Chronos’s head felt light. Determined to come to terms with his worrisome dreaming tendencies, he hardened with assertion. “What are you saying?”

The humanoid took a deep inhale, trying to reel in her excitement, then exhaled. “To be impressed by an existence through the flow of time is the natural way of human beings. Time is no more than a sixth sense.”

Chrono’s throat tightened. He didn’t know what to say. So, naturally, the girl from the stars carried on in her passionate voice.

“You see Chronos, when you are overcome by an ethereal wave of déjà vu or when a precognitive dream merges with your slumber you are really experiencing a neurophysiologic glitch. An error in the programming of your brain! As I have said, you see with the eyes- but that perception makes an impression in that intricate brain! Recalling the future is as much a sensory impairment as blindness!”

This newfound information was too much for Chronos. It targeted a portion of his mind that he had never been honed before. Sure he was a mathematical genius whose was used to thinking in overdrive, but this talk of time concurrent with his anatomy was testing his mental capacity, not because it was intellectually revolutionary or mind-bending, but because it was personal.

Slowly Chronos pieced together this other-worldly being’s words. “So what you are telling me is… I- I am not gifted…” he concluded as he felt the boiling hot tears pool into his vision. “… I am sick.”

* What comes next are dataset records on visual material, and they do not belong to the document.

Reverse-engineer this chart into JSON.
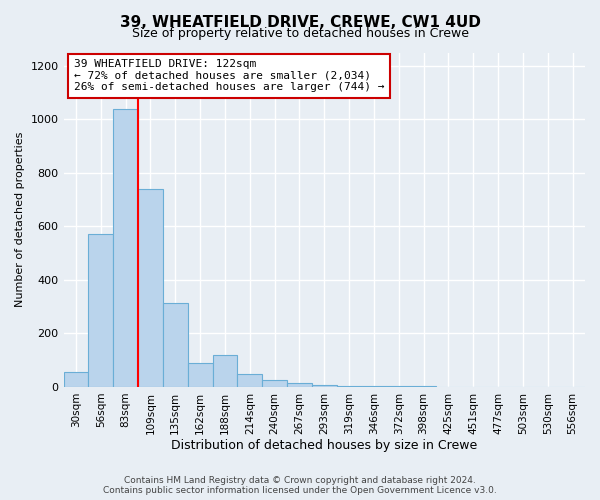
{
  "title": "39, WHEATFIELD DRIVE, CREWE, CW1 4UD",
  "subtitle": "Size of property relative to detached houses in Crewe",
  "xlabel": "Distribution of detached houses by size in Crewe",
  "ylabel": "Number of detached properties",
  "categories": [
    "30sqm",
    "56sqm",
    "83sqm",
    "109sqm",
    "135sqm",
    "162sqm",
    "188sqm",
    "214sqm",
    "240sqm",
    "267sqm",
    "293sqm",
    "319sqm",
    "346sqm",
    "372sqm",
    "398sqm",
    "425sqm",
    "451sqm",
    "477sqm",
    "503sqm",
    "530sqm",
    "556sqm"
  ],
  "values": [
    55,
    570,
    1040,
    740,
    315,
    90,
    120,
    50,
    25,
    15,
    8,
    5,
    3,
    3,
    2,
    1,
    1,
    1,
    1,
    1,
    1
  ],
  "bar_color": "#bad4ec",
  "bar_edge_color": "#6aaed6",
  "ylim": [
    0,
    1250
  ],
  "yticks": [
    0,
    200,
    400,
    600,
    800,
    1000,
    1200
  ],
  "red_line_x": 2.5,
  "annotation_text": "39 WHEATFIELD DRIVE: 122sqm\n← 72% of detached houses are smaller (2,034)\n26% of semi-detached houses are larger (744) →",
  "annotation_box_color": "#ffffff",
  "annotation_box_edge": "#cc0000",
  "footer_text": "Contains HM Land Registry data © Crown copyright and database right 2024.\nContains public sector information licensed under the Open Government Licence v3.0.",
  "bg_color": "#e8eef4",
  "plot_bg_color": "#e8eef4",
  "grid_color": "#ffffff",
  "title_fontsize": 11,
  "subtitle_fontsize": 9,
  "ylabel_fontsize": 8,
  "xlabel_fontsize": 9,
  "tick_fontsize": 8,
  "xtick_fontsize": 7.5,
  "footer_fontsize": 6.5,
  "annot_fontsize": 8
}
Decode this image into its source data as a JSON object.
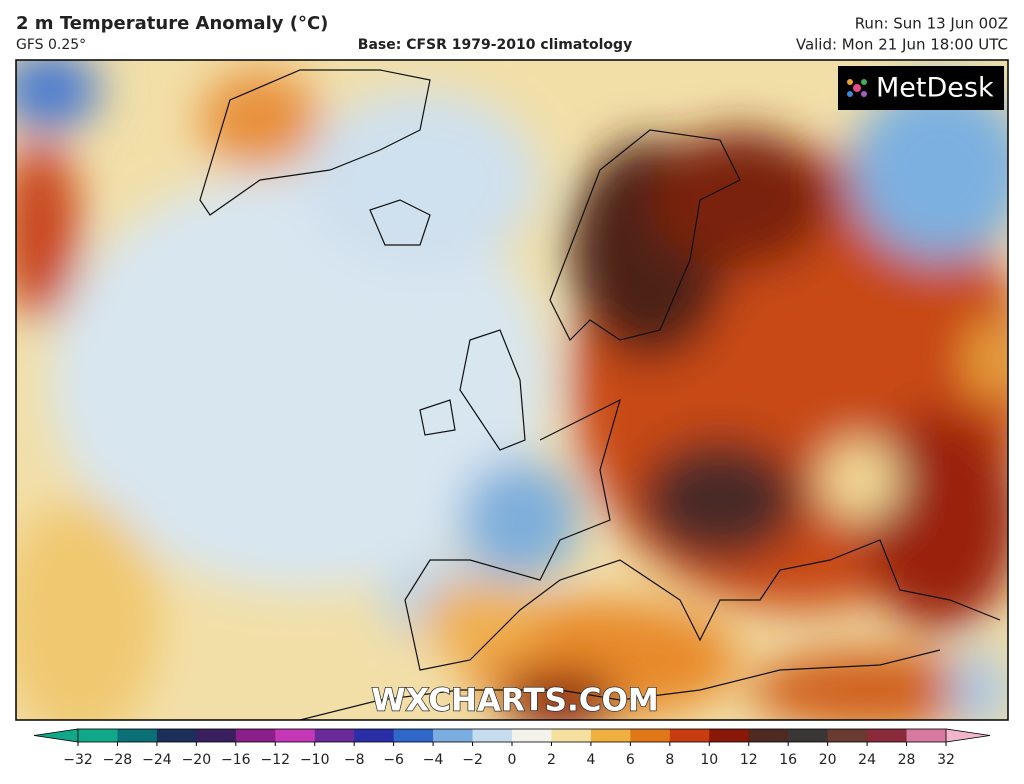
{
  "header": {
    "title": "2 m Temperature Anomaly (°C)",
    "model": "GFS 0.25°",
    "base": "Base: CFSR 1979-2010 climatology",
    "run": "Run: Sun 13 Jun 00Z",
    "valid": "Valid: Mon 21 Jun 18:00 UTC"
  },
  "map": {
    "logo": "MetDesk",
    "watermark": "WXCHARTS.COM"
  },
  "colorbar": {
    "ticks": [
      {
        "value": -32,
        "label": "−32"
      },
      {
        "value": -28,
        "label": "−28"
      },
      {
        "value": -24,
        "label": "−24"
      },
      {
        "value": -20,
        "label": "−20"
      },
      {
        "value": -16,
        "label": "−16"
      },
      {
        "value": -12,
        "label": "−12"
      },
      {
        "value": -10,
        "label": "−10"
      },
      {
        "value": -8,
        "label": "−8"
      },
      {
        "value": -6,
        "label": "−6"
      },
      {
        "value": -4,
        "label": "−4"
      },
      {
        "value": -2,
        "label": "−2"
      },
      0,
      2,
      4,
      6,
      8,
      10,
      12,
      16,
      20,
      24,
      28,
      32
    ],
    "colors": [
      "#10a888",
      "#0b6f78",
      "#1b2f5a",
      "#3a1f5e",
      "#8a1f8a",
      "#c438b8",
      "#6a2a9a",
      "#2a2fa8",
      "#2f68c8",
      "#7aaee0",
      "#c6ddf0",
      "#f4f2ea",
      "#f6e0a0",
      "#f0b040",
      "#e07818",
      "#c83c10",
      "#8a1808",
      "#4e2a22",
      "#3a3636",
      "#6a3a30",
      "#8a2a3a",
      "#d87aa0",
      "#f2b6cc"
    ]
  }
}
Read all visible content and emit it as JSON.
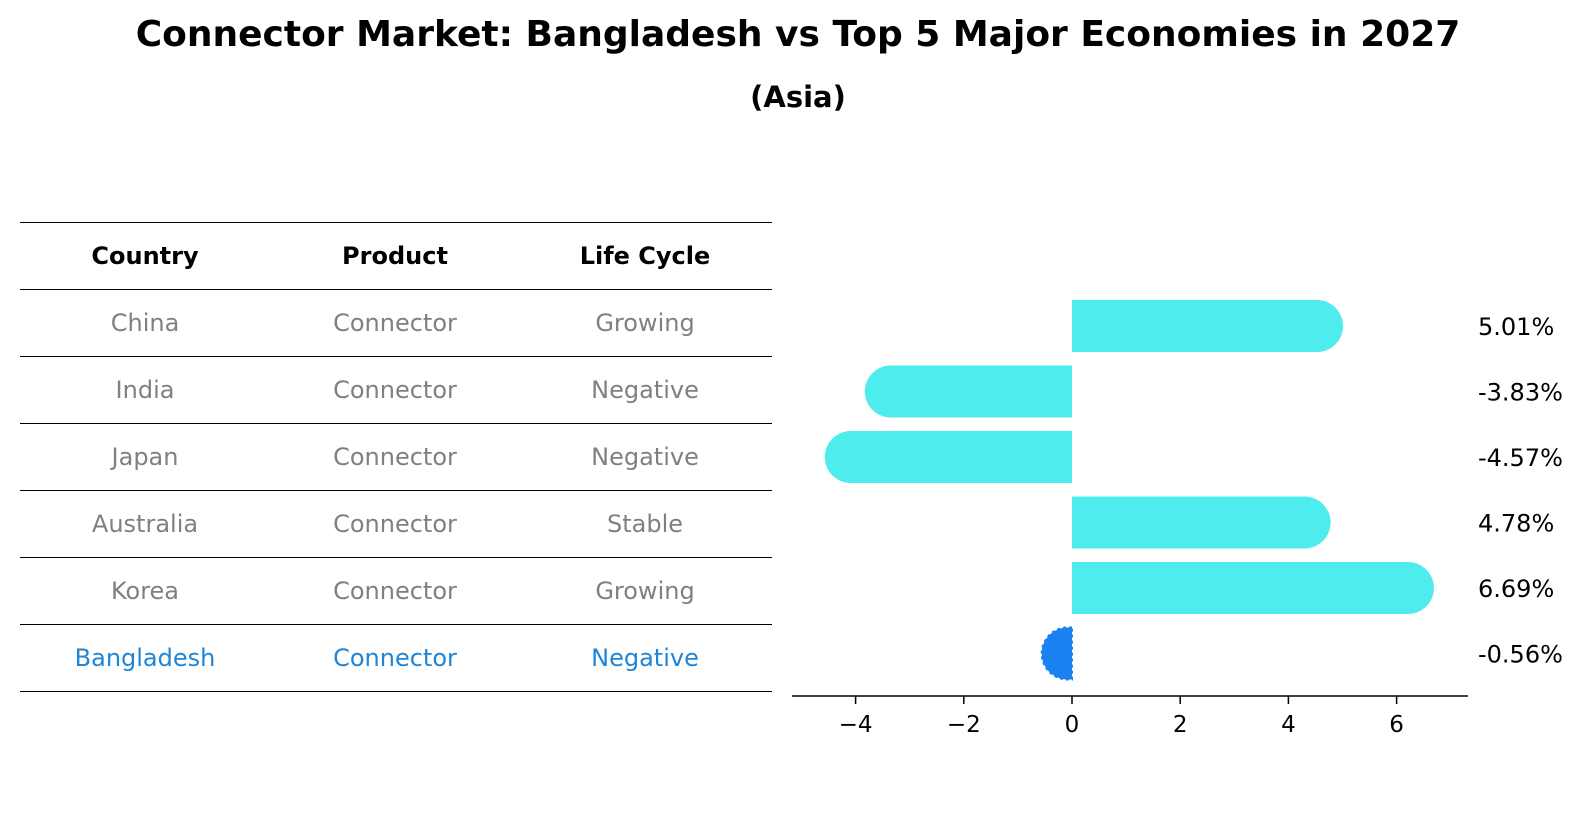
{
  "title": "Connector Market: Bangladesh vs Top 5 Major Economies in 2027",
  "subtitle": "(Asia)",
  "table": {
    "headers": [
      "Country",
      "Product",
      "Life Cycle"
    ],
    "rows": [
      {
        "country": "China",
        "product": "Connector",
        "life_cycle": "Growing"
      },
      {
        "country": "India",
        "product": "Connector",
        "life_cycle": "Negative"
      },
      {
        "country": "Japan",
        "product": "Connector",
        "life_cycle": "Negative"
      },
      {
        "country": "Australia",
        "product": "Connector",
        "life_cycle": "Stable"
      },
      {
        "country": "Korea",
        "product": "Connector",
        "life_cycle": "Growing"
      },
      {
        "country": "Bangladesh",
        "product": "Connector",
        "life_cycle": "Negative"
      }
    ]
  },
  "colors": {
    "bar": "#4eecec",
    "highlight": "#1a82f0",
    "muted_text": "#808080",
    "highlight_text": "#1f85d6"
  },
  "chart_data": {
    "type": "bar",
    "orientation": "horizontal",
    "categories": [
      "China",
      "India",
      "Japan",
      "Australia",
      "Korea",
      "Bangladesh"
    ],
    "values": [
      5.01,
      -3.83,
      -4.57,
      4.78,
      6.69,
      -0.56
    ],
    "value_labels": [
      "5.01%",
      "-3.83%",
      "-4.57%",
      "4.78%",
      "6.69%",
      "-0.56%"
    ],
    "highlight_category": "Bangladesh",
    "xlim": [
      -5.2,
      7.2
    ],
    "xticks": [
      -4,
      -2,
      0,
      2,
      4,
      6
    ],
    "xtick_labels": [
      "−4",
      "−2",
      "0",
      "2",
      "4",
      "6"
    ],
    "grid": false
  }
}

“No Chronos,” In one fluid motion the celestial girl rose from her cross-legged position and stood before him. She cupped Chronos’s quivering mandible in her warm hands. Her violet irises softened as her pupils sharpened onto the vulnerable human being before her. “You are deeply blessed! All that has, is, and will occur in this realm can be tuned into with a particular combination of brainpower that you miraculously possess! All that is existential in mankind and the universe itself is accessible to your brain.” The fresh essence of awe in the humanoid’s voice, as if she was also discovering this incredible phenomena for the first time, eased Chronos into a serene state.